Fairfield Porter was one of the 20th century’s most interesting, intelligent, and enigmatic artists. Although he was of the same generation as the Abstract Expressionists, and was good friends with many of them, especially Willem de Kooning, Porter was a dedicated realist. A noted art critic who wrote for Art News and The Nation, Porter was also a conservationist, activist, and polemicist who opposed nuclear arms, pesticides, urban sprawl, and the Vietnam War. Porter’s art and art criticism combine to form one of the most coherent and independent interpretations of art and art history that any American artist has ever advanced, and he stands today as one of the twentieth century’s most prescient art observers.
Fairfield Porter was born in Winnetka, Illinois, a small suburb north of Chicago. His paternal grandmother’s family had owned a farm on land in downtown Chicago that eventually became part of the Loop area, thus providing subsequent generations of the Porter family with a comfortable financial cushion.
In 1924, Porter, like his father and maternal grandfather before him, attended Harvard College. It was there that he received his first art education, although it had little direct impact on him. Following his graduation in 1928, Porter moved to New York and began taking classes at the Art Students League. Porter was eager to study there with various teachers who were also professional artists, including Boardman Robinson and Thomas Hart Benton. Porter, however, found himself disappointed by the curriculum at the League, which emphasized life drawing to the exclusion of painting.
In the 1930s, struggling to get his professional painting career off the ground, Porter tried his hand at progressive social arts, painting murals and designing magazine covers for the Socialist party and other left-oriented organizations. He also made his first foray into art criticism, contributing an essay on mural painting to Arise in 1935. Despite Porter’s many connections to, and sympathies with, various progressive political factions in New York, he never identified himself as belonging to any one group. This was to be a recurring theme in Porter’s life, in which he circulated freely among various social and intellectual groups and movements without ever committing himself completely to any one of them.
In 1938, Porter visited an exhibition of paintings and prints by Pierre Bonnard and Edouard Vuillard at the Art Institute of Chicago. It proved an eye-opening experience which changed the course of his style of painting.
Porter understood his own work as an extension of the tactile and representational achievements of Vuillard, recording impressions at hand with a confident use of color and light. He eschewed traditional techniques of contour and form, and the inherent lack of spontaneity that followed, a style he associated with artists such as Thomas Hart Benton. Thus, his pictures have a freshness and vitality similar to the abstract painters of his generation, while they are grounded in a less theoretical, more realistic approach. Porter’s paintings are immediate, material impressions of the world as he experienced it, unconstrained by any adherence to a particular theory.

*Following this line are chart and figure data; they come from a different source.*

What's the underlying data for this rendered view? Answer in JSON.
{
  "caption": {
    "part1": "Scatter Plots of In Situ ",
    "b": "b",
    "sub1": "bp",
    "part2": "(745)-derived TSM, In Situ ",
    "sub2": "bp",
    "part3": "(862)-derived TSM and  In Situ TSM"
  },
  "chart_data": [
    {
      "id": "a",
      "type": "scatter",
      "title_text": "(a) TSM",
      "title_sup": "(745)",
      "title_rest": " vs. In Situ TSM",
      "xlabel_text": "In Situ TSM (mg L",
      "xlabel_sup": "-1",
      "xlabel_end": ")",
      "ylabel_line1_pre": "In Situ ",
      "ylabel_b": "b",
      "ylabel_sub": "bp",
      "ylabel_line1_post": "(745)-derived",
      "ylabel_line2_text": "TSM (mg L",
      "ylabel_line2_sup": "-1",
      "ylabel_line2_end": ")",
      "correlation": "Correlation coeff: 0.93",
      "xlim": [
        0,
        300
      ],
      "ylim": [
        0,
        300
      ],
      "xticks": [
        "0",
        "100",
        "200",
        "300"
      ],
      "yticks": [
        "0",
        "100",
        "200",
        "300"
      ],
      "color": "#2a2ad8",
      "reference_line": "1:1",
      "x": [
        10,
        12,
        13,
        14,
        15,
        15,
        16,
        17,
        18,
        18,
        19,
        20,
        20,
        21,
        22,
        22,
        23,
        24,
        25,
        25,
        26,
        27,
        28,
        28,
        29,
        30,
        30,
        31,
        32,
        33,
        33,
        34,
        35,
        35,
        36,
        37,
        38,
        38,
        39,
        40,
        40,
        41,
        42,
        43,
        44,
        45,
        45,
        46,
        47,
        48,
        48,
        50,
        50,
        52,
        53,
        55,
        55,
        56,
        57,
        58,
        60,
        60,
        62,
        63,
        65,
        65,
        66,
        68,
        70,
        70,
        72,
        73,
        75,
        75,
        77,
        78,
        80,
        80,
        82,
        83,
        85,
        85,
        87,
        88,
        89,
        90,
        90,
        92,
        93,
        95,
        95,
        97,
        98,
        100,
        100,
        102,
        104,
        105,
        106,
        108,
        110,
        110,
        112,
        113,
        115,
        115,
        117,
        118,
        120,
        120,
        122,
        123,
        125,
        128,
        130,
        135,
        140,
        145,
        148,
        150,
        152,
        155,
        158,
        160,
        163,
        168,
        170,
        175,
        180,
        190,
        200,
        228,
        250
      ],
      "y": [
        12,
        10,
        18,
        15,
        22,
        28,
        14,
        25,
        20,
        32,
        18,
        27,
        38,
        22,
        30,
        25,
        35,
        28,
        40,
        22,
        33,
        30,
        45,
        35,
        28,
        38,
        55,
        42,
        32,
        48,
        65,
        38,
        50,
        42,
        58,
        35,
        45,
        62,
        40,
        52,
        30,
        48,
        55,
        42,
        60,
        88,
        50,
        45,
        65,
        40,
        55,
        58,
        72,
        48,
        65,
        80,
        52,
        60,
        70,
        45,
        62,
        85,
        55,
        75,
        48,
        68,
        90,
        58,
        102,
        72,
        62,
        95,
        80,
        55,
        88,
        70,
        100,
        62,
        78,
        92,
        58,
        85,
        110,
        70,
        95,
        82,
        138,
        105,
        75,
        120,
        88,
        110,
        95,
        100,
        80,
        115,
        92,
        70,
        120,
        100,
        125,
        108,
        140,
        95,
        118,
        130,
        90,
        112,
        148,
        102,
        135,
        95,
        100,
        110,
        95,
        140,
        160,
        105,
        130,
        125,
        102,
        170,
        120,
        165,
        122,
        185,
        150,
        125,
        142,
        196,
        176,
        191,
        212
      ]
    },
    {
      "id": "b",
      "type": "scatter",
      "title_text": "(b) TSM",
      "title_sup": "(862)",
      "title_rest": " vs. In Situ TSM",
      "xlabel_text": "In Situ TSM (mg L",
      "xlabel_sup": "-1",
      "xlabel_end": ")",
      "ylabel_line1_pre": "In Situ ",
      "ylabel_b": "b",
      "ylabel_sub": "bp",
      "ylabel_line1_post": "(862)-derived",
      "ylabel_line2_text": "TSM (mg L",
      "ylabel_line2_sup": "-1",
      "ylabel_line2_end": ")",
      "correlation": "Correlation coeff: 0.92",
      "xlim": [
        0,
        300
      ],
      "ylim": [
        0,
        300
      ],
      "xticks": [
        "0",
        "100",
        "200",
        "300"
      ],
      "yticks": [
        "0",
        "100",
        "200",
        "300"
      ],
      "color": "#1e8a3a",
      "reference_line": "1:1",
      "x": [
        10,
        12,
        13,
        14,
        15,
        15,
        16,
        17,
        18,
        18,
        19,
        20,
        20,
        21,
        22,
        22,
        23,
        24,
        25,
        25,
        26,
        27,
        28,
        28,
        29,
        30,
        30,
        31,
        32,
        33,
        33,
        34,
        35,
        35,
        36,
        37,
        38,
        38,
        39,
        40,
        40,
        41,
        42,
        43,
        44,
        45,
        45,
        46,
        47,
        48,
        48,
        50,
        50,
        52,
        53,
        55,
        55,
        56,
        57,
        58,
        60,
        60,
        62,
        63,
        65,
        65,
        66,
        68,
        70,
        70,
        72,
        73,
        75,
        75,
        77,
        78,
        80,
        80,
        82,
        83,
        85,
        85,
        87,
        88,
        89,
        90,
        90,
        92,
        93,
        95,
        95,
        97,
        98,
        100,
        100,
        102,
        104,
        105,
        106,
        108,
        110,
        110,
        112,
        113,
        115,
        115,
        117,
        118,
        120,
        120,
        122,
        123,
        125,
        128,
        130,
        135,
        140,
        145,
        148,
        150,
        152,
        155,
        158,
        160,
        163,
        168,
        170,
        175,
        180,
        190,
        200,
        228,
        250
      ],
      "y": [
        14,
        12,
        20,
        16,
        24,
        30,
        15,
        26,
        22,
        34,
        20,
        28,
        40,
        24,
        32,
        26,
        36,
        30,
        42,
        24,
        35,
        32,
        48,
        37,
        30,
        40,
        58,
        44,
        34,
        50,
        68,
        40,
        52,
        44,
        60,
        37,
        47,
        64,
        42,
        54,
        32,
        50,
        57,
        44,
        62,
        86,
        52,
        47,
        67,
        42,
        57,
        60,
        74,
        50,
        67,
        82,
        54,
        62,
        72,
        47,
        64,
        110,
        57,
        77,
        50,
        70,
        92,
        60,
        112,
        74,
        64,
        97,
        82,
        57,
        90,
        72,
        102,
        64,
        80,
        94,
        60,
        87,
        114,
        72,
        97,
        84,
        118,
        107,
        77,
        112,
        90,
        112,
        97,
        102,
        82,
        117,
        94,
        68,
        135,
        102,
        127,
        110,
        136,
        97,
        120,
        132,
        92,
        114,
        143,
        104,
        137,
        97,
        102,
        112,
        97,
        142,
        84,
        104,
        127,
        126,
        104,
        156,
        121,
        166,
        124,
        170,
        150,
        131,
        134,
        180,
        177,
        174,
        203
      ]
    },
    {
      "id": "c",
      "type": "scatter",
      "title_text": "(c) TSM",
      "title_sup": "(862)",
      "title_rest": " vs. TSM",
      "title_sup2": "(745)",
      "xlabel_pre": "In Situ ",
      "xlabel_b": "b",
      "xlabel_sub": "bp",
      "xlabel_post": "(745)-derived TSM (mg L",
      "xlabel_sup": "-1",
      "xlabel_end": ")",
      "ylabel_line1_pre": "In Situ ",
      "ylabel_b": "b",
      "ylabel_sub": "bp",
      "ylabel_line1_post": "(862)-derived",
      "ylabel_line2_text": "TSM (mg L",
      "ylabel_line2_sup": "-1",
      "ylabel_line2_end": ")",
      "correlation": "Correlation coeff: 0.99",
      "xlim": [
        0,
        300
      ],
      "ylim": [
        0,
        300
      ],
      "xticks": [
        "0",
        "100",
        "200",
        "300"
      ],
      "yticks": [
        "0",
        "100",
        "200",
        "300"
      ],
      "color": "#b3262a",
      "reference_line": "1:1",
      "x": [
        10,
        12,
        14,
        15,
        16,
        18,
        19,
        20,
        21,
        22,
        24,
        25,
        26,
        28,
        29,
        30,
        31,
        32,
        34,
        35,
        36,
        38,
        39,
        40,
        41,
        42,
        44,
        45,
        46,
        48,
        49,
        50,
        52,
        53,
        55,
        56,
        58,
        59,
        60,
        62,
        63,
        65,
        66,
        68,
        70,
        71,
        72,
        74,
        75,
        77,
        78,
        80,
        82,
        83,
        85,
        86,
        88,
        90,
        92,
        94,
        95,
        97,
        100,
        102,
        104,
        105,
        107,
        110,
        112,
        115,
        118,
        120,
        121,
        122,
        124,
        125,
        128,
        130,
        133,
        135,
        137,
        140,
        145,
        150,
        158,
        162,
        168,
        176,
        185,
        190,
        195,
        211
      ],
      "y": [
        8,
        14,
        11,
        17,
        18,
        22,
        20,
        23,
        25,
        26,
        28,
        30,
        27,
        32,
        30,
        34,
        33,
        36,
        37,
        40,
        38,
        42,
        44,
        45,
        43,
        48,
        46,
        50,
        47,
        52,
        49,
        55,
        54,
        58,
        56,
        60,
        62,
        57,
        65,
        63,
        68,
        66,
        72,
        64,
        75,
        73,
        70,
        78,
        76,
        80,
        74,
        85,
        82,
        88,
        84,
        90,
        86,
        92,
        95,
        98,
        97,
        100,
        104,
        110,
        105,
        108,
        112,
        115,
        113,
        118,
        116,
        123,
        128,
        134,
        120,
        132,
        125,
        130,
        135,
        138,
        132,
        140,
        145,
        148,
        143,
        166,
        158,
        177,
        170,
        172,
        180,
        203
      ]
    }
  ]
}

Porter the artist began to attract serious attention beginning in the early 1950s. With an introduction from his friend, Willem de Kooning, Porter began to exhibit at the Tibor de Nagy Gallery in New York, which was known primarily as a venue for Abstract Expressionist painting. Porter’s work, largely landscape pictures of the areas of Southampton, New York, where he and his family lived, eventually gathered a following of critics and collectors who otherwise had interest in non-objective painting.
It was during this time that the roots of Porter’s career as a critic also began to grow. He took issue with contemporary art critics, including Clement Greenberg, George L. K. Morris, Wyndham Lewis, and other proponents of Abstract Expressionism, whom he saw as “manifesto critics” who imposed personal theories of art upon the work they reviewed. Porter felt about criticism as he did about his art: that it should be as free of dogmatic adherence to theory as possible, and that art should be considered on its own merits. Porter crossed swords with these writers on many occasions, and he often wrote to the publications that printed their essays to object to their points of view. However, he left the intellectual sparring out of his own essays. Porter’s criticism is thoughtful and sensitive, and exhibits his encyclopedic grasp of art history and a depth and breadth of knowledge about contemporary art that few others shared. He wrote for Art News from 1951 to 1959, and The Nation from 1959 to 1961, when he stopped writing regular columns so that he could devote himself fully to painting.
Porter did his best work during the last fifteen years of his life. His style loosened somewhat, and he incorporated more abstract forms and colors and recorded a freer and more immediate impression of his subjects, harkening back to the influence of Vuillard. In his lifelong pursuit of realistic, non-abstract subjects, Porter was far ahead of his time, particularly in painting portraits of his family and friends, a genre that didn’t gain respect from the art world until years later.